Toute la filière est en danger, notamment parce que les consommateurs achètent de moins en moins ce légume.
TF1 se penche sur leurs difficultés.

Une filière agricole en crise. Plusieurs producteurs des Côtes-d'Armor ont déversé près de 70 tonnes d'artichauts invendus sur la chaussée de Lannion en Bretagne, comme le montre la vidéo du JT de TF1 ci-dessus. Un geste fort pour faire entendre leur colère : le prix de l'artichaut est au plus bas. En cause : une moindre demande, car peu de Français consomment régulièrement des artichauts. Ce faible intérêt pour ce légume met désormais en danger le secteur des artichauts de Bretagne.

 

Dans le reportage en tête de cet article, notre équipe part à la rencontre de Florian, un producteur des Côtes-d'Armor. Dans ses champs, la récolte bat son plein. Mais Florian nous l'explique : "Un artichaut, on le vend 40 centimes, voire un peu en dessous. Il faudrait le vendre 55 centimes pour commencer à gagner quelque chose. À l'heure actuelle, on vend à pertes".

L'artichaut attire moins les consommateurs

Pour chaque tête d'artichaut, cet agriculteur perd quinze centimes.
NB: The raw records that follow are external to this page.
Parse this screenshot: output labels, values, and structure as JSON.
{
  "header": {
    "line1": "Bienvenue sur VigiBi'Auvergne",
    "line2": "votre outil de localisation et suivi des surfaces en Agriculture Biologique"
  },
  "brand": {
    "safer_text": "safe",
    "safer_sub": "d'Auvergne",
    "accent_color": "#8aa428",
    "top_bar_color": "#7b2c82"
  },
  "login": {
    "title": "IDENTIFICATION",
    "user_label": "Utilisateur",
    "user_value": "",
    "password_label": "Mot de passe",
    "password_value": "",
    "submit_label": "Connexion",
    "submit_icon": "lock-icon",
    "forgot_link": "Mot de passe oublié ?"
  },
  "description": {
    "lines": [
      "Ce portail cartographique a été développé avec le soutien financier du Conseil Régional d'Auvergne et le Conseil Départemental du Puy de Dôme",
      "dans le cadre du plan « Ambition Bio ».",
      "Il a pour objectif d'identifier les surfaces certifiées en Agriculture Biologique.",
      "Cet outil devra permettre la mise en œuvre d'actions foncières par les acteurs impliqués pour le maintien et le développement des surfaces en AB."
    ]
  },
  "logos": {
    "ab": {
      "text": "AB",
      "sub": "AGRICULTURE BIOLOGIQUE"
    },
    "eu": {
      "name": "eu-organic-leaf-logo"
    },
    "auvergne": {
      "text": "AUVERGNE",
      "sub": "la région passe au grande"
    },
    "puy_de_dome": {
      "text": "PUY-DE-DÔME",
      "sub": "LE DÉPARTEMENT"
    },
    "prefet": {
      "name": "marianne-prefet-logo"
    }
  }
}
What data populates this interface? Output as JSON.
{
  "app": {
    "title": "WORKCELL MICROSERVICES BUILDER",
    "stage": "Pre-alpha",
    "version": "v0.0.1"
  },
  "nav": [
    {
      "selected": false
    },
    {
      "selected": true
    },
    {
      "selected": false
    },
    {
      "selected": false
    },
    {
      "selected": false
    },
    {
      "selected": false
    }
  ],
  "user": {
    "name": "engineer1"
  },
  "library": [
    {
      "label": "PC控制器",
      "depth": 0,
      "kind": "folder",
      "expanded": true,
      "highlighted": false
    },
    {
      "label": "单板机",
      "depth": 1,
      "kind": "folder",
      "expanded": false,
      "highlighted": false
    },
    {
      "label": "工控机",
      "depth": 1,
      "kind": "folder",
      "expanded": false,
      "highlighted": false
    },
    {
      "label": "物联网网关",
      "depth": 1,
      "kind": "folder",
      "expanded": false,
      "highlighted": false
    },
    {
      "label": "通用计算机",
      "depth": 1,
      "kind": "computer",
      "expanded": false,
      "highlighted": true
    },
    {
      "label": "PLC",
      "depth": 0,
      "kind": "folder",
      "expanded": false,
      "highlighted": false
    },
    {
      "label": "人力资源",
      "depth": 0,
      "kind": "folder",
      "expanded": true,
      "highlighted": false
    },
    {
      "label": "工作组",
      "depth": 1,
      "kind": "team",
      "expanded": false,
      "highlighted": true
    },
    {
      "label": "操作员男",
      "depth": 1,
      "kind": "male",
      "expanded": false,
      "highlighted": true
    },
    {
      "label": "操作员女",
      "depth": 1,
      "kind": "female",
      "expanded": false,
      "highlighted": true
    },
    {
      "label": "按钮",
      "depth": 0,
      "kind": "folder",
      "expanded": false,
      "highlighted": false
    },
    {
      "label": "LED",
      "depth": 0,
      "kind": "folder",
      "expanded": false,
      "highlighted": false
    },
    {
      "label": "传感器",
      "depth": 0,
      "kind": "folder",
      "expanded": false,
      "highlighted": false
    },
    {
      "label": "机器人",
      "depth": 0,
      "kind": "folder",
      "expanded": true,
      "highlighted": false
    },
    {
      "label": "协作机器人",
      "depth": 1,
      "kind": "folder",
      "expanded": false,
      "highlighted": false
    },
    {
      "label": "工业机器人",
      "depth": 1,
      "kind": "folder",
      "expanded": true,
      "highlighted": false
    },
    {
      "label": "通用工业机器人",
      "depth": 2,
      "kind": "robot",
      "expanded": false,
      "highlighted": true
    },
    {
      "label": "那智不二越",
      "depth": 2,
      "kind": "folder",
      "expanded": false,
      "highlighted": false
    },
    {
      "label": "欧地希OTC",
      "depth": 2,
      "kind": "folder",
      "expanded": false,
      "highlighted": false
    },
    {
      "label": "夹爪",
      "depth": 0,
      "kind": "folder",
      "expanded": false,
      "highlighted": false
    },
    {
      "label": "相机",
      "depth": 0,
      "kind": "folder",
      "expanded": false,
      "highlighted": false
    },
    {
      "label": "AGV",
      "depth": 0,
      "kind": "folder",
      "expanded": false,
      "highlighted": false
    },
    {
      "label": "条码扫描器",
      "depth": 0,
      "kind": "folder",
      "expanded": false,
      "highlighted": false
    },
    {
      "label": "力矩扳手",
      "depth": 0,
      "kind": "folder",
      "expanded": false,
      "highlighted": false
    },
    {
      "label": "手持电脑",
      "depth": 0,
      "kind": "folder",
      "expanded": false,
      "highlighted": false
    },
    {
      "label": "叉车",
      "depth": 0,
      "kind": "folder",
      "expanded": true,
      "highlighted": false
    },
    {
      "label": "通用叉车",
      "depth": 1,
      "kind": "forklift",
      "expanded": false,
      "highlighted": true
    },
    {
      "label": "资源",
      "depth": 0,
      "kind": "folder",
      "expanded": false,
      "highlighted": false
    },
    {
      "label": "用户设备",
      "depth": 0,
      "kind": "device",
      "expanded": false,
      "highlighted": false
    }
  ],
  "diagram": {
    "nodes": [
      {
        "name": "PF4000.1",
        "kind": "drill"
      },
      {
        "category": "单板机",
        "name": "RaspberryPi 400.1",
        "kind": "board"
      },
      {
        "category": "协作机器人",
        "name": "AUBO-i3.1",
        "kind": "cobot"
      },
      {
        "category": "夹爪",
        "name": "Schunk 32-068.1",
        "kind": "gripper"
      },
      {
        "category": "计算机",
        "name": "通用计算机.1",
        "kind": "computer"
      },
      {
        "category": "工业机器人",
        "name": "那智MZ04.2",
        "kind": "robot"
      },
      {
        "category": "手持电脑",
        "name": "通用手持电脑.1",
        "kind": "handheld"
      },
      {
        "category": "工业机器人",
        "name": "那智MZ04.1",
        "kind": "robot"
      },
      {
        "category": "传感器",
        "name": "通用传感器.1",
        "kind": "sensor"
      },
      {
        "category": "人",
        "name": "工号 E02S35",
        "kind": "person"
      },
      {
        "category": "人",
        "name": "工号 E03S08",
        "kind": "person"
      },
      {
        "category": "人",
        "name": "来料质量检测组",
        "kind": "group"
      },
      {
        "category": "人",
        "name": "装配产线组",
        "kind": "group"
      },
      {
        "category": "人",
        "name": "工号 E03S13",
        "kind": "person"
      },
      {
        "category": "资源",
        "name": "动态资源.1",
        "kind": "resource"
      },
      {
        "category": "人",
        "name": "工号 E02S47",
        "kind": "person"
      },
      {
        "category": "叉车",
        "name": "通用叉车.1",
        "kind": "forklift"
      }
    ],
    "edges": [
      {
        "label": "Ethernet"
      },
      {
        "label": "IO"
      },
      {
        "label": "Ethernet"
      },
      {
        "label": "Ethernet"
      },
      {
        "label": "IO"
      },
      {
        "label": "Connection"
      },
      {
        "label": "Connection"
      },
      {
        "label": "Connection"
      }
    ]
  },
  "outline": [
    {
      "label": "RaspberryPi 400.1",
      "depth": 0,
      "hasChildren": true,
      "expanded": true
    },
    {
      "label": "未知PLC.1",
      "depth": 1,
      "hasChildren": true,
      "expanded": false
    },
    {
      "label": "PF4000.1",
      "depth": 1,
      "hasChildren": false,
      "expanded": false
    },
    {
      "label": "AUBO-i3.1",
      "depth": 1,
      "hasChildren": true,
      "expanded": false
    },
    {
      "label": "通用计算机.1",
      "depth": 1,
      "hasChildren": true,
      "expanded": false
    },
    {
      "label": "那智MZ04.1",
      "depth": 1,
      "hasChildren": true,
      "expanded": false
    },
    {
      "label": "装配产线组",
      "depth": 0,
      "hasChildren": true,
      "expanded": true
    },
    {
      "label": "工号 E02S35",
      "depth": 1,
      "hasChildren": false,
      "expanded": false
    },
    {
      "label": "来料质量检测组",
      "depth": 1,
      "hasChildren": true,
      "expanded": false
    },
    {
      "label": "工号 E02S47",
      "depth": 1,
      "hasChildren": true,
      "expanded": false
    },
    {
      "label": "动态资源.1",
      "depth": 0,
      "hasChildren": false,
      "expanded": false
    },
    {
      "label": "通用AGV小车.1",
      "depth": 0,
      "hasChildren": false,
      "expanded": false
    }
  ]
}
Un travail à perte qu'il explique par la marge prise par les grandes surfaces, mais aussi par la concurrence étrangère et des autres régions de France. "Dans les magasins en Bretagne, on retrouve des artichauts du sud de la France. Alors qu'ici, nous avons du bel artichaut breton, et pas cher en plus", ajoute-t-il.

Une concurrence associée en plus à un désamour pour l'artichaut. Ce légume ne séduit plus les jeunes actifs sur les étals de marchés. "La clientèle de l'artichaut, c'est plus une clientèle autour de la soixantaine. Ça prend du temps à préparer. La diversité des recettes accessibles à partir de ce produit est limitée aussi. Mais il est super bon !", assure un maraîcher breton dans la vidéo en tête de l'article.

Pour redorer le blason de ce légume breton, 200 affiches mettant en avant les artichauts et leurs producteurs vont être collées dans le métro parisien.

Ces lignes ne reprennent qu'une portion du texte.